2 1/2 Stars (out of 4)

Coast Story

By Jeffrey M. Anderson

If Child Protective Services could get a load of eleven year-old Nim (Abigail Breslin), who lives alone on a remote South Pacific island with her marine biologist dad, Jack (Gerard Butler), talks to animals and doesn't go to school, there wouldn't be much of a movie here. Thankfully, they're nowhere to be seen, but Jodie Foster, who plays agoraphobic adventure writer Alex Rover, provides enough hand wringing to make up for them. Alex has e-mailed Jack about facts on volcanoes for her latest book, but instead reaches Nim, who is Alex's biggest fan (she thinks "Alex" is a man). When Jack goes off to search for new forms of sea life and goes missing in a storm, and "pirates" (actually tourists) threaten to invade Nim's island, Nim pleads for Alex to leave the safety of her sanitized apartment and help. Fortunately, Foster is a skilled enough performer that she plays the uptight writer with just the right balance of comedy, rather than the kind of overwhelming aggression that, say, Ben Stiller usually brings to this kind of overdone role. Likewise, Breslin has an appealing smile that helps her relax into her role.

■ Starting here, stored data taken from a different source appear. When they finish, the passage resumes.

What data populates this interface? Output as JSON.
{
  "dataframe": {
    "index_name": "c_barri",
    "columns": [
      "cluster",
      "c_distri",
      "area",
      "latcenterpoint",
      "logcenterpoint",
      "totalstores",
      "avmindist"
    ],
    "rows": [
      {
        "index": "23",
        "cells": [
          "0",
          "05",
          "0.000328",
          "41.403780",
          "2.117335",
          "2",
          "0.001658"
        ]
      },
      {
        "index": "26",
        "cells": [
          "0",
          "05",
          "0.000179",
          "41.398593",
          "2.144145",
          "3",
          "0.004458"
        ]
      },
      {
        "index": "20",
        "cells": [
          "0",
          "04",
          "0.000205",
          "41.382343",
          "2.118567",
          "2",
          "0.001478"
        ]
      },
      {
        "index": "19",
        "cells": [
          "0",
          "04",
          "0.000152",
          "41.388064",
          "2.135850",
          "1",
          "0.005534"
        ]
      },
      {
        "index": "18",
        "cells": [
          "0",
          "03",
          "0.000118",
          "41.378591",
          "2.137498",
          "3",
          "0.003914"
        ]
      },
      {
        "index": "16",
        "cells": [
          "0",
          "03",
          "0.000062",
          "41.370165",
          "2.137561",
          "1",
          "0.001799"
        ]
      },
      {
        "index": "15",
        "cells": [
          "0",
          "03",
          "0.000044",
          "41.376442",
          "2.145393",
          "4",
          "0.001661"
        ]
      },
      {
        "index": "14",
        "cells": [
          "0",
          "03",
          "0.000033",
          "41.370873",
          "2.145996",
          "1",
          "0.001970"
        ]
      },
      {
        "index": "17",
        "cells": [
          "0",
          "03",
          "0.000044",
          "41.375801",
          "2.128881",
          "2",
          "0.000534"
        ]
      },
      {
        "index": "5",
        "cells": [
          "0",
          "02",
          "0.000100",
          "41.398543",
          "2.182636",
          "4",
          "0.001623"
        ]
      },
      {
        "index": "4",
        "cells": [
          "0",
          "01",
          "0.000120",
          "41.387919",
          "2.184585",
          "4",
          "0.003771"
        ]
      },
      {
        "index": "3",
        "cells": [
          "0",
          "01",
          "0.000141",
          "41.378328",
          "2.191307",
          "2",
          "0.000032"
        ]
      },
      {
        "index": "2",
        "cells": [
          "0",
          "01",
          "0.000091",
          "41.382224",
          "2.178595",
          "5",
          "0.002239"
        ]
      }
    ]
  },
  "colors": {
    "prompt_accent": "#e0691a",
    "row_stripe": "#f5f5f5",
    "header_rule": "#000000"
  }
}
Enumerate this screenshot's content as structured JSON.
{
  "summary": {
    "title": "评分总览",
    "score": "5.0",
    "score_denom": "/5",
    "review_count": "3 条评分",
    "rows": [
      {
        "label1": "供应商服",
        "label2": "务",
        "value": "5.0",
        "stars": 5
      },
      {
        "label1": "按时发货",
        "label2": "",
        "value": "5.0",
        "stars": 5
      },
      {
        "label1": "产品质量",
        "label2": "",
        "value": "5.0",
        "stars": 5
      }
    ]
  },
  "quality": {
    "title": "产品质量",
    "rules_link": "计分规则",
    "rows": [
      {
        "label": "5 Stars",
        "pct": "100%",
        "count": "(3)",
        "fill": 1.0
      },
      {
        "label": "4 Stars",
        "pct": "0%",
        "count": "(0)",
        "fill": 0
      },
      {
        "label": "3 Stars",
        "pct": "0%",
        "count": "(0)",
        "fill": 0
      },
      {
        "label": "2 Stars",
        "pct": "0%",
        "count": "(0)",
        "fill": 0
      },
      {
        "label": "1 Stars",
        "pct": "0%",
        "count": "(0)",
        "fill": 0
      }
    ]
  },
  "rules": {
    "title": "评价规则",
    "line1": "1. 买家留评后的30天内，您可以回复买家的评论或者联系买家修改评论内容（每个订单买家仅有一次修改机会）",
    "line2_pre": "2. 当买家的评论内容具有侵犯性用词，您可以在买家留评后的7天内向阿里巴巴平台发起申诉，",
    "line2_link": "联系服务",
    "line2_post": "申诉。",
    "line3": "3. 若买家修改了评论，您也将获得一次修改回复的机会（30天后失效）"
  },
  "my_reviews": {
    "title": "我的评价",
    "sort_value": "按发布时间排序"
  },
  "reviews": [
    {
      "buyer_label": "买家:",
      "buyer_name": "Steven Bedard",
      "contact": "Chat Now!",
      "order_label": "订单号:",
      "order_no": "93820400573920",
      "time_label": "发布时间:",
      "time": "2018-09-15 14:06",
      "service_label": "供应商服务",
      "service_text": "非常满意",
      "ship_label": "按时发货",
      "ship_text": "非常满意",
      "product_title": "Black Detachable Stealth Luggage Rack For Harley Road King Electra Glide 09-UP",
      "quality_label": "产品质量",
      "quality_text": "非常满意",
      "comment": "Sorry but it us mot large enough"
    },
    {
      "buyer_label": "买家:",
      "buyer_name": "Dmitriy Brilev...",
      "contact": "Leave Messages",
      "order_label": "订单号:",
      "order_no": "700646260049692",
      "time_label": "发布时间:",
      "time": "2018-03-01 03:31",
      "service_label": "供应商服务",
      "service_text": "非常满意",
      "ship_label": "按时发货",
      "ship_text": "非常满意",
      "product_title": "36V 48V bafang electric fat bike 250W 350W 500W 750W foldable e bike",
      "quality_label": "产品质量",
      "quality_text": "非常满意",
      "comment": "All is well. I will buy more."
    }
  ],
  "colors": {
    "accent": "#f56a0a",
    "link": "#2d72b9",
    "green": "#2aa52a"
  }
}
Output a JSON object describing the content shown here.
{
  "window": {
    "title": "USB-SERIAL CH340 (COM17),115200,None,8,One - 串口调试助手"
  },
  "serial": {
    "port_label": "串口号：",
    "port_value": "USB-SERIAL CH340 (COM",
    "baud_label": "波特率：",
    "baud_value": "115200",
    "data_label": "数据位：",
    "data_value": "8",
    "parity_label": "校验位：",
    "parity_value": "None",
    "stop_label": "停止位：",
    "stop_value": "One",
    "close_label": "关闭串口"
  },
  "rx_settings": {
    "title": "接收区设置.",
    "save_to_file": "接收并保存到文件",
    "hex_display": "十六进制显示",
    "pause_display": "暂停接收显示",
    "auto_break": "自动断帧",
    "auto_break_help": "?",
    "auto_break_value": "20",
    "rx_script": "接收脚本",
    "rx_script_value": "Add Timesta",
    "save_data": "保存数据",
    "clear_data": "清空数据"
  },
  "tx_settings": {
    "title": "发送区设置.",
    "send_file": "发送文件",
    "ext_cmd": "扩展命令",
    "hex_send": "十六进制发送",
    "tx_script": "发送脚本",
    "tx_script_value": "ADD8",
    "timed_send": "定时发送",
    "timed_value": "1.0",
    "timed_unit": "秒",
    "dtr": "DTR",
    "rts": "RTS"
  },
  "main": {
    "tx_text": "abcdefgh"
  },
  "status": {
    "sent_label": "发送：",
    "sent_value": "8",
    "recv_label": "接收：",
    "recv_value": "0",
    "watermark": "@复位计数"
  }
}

Co-directors Jennifer Flackett and Mark Levin have clearly taken "Indiana Jones" as their inspiration; Alex often speaks to her imaginary, literary creation, an adventurer with her name, dressed like Indy in a fedora and leather jacket. The filmmakers manage to re-create the summery brightness of those films, achieving a refreshing, clean-air quality. But they utterly fail to capture the briskness and supple movement of an adventure film. Too often their cuts feel rushed and clumsy, perhaps to accommodate too many CGI creatures or digital stunt doubles into the action. Very often the movie feels set-bound as well. But for all that, Nim's Island is good-spirited and never stoops to toilet jokes or bodily functions for easy laughs -- even though all those CGI animals must have been tempting. Even the adults get to behave, for the most part, like adults, rather than cuckolds to make the kids seem smarter. Even though she's sometimes scared, this kid is smart all by herself.

DVD Details: Fox's fine 2008 DVD comes with a very nice commentary track with a goofy, babbling Breslin and an always-elegant (and intelligent) Foster, as well as a second track by the two directors. There are also optional French and Spanish-language tracks and various subtitles. The disc comes with three featurettes, deleted scenes, trailers and public service announcements.